Virginia no solo era la editora de la sección Mundo. Era la autoridad, la risa cómplice, la sabiduría, el sarcasmo, la curiosidad, las ganas de vivir, viajar, de conocer que había más allá de nuestra vida en el Diario. Porque para ella eso era lo más importante: si teníamos familia, qué hacíamos en nuestro tiempo libre, qué veíamos, qué leíamos, qué comíamos. Y eso la hacía una jefa completa.
Yo empecé a trabajar con ella desde mayo del 2005 y desde el primer momento no tuvo reparos en probarme, guiarme, exigirme, corregirme o felicitarme. Y como buena mamá, siempre defendía a sus críos con uñas y dientes, así quedara magullada, y cuando ya sentía que era el momento, te dejaba andar.
Era la mujer de las mil historias, de las mil anécdotas, de los cientos de lugares que había visitado. Y eso era sorprendente. Si llegaba alguna noticia de Camboya, resulta que allí había estado. Si venía otra de Taiwán, lo mismo. “¿Qué lugares no conoces?”, le preguntaba. “Demasiados. Todavía tengo mucho que conocer”, respondía.

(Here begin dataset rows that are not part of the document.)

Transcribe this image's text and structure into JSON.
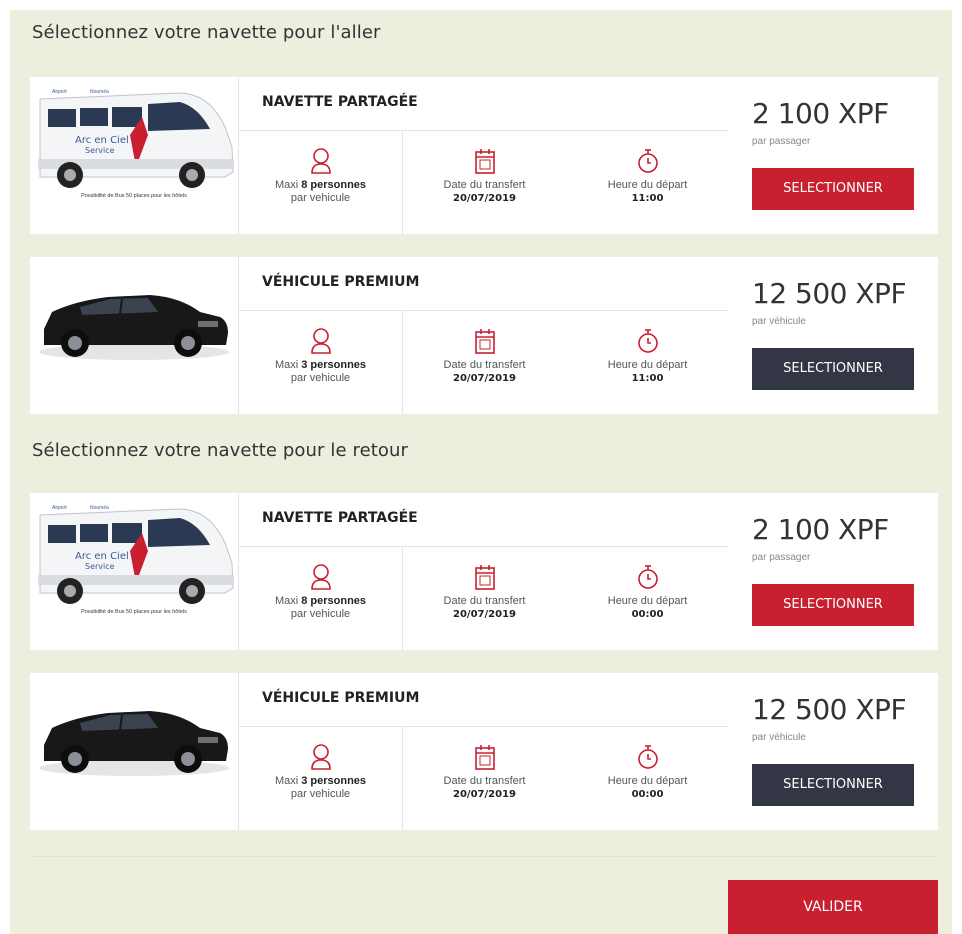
{
  "aller_title": "Sélectionnez votre navette pour l'aller",
  "retour_title": "Sélectionnez votre navette pour le retour",
  "cards": [
    {
      "name": "NAVETTE PARTAGÉE",
      "bus_caption": "Possibilité de Bus 50 places pour les hôtels",
      "bus_brand_1": "Arc en Ciel",
      "bus_brand_2": "Service",
      "maxi_prefix": "Maxi",
      "maxi_count": "8 personnes",
      "maxi_suffix": "par vehicule",
      "date_label": "Date du transfert",
      "date_value": "20/07/2019",
      "time_label": "Heure du départ",
      "time_value": "11:00",
      "price": "2 100 XPF",
      "unit": "par passager",
      "button": "SELECTIONNER",
      "button_style": "red"
    },
    {
      "name": "VÉHICULE PREMIUM",
      "maxi_prefix": "Maxi",
      "maxi_count": "3 personnes",
      "maxi_suffix": "par vehicule",
      "date_label": "Date du transfert",
      "date_value": "20/07/2019",
      "time_label": "Heure du départ",
      "time_value": "11:00",
      "price": "12 500 XPF",
      "unit": "par véhicule",
      "button": "SELECTIONNER",
      "button_style": "dark"
    },
    {
      "name": "NAVETTE PARTAGÉE",
      "bus_caption": "Possibilité de Bus 50 places pour les hôtels",
      "bus_brand_1": "Arc en Ciel",
      "bus_brand_2": "Service",
      "maxi_prefix": "Maxi",
      "maxi_count": "8 personnes",
      "maxi_suffix": "par vehicule",
      "date_label": "Date du transfert",
      "date_value": "20/07/2019",
      "time_label": "Heure du départ",
      "time_value": "00:00",
      "price": "2 100 XPF",
      "unit": "par passager",
      "button": "SELECTIONNER",
      "button_style": "red"
    },
    {
      "name": "VÉHICULE PREMIUM",
      "maxi_prefix": "Maxi",
      "maxi_count": "3 personnes",
      "maxi_suffix": "par vehicule",
      "date_label": "Date du transfert",
      "date_value": "20/07/2019",
      "time_label": "Heure du départ",
      "time_value": "00:00",
      "price": "12 500 XPF",
      "unit": "par véhicule",
      "button": "SELECTIONNER",
      "button_style": "dark"
    }
  ],
  "valider": "VALIDER",
  "colors": {
    "accent_red": "#c8202f",
    "dark_button": "#333745",
    "panel_bg": "#eeeedf",
    "icon_red": "#c8202f"
  }
}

Y esas ansias de vivir plenamente, y de pintar todo con su humor negro, es el mejor recuerdo que guardamos todos los que la conocimos y que ya la añoramos.
Virginia Rosas Ribeyro, orgullosa sanmarquina, entró a trabajar a El Comercio en 1981, pero años después viajó a Francia y se convirtió en corresponsal desde París. Al volver a Lima a mediados de los años 90, regresó a la redacción para hacerse cargo de Mundo desde 1995, cargo que desempeñó hasta el año 2009. Tras dejar este Diario inició estudios de psicoanálisis y psicoterapia y se dedicó con ahínco a sus pacientes. Fue columnista de la sección hasta inicios del 2020.
En este enlace están todas las columnas que escribió en los últimos años.
Y estas son solo algunas de las experiencias que vivimos algunos de los periodistas –redactores y corresponsales- que trabajamos con ella en la sección:
Francisco Sanz, editor de Mundo
Más de 20 años han pasado desde que mi andadura en El Comercio se cruzó con la de Virginia. Fue tras una pasantía profesional en Alemania que ella me pidió integrarme en la sección Mundo, que ya dirigía con gran acierto. Y para allá fui con las expectativas y nervios de todo aquel que pisa un terreno nuevo. Y me encontré con la erudición de Virginia en muchos temas, con su humor mordaz y sardónico, con su visión abierta y libre de ataduras, con su olfato y tranquilidad para abordar los temas más calientes. No olvidaré la confianza que me dio, prácticamente desde el saque, para realizar reportajes, entrevistas a personajes de peso e incluso artículos de opinión, a despecho de mi condición de recién llegado.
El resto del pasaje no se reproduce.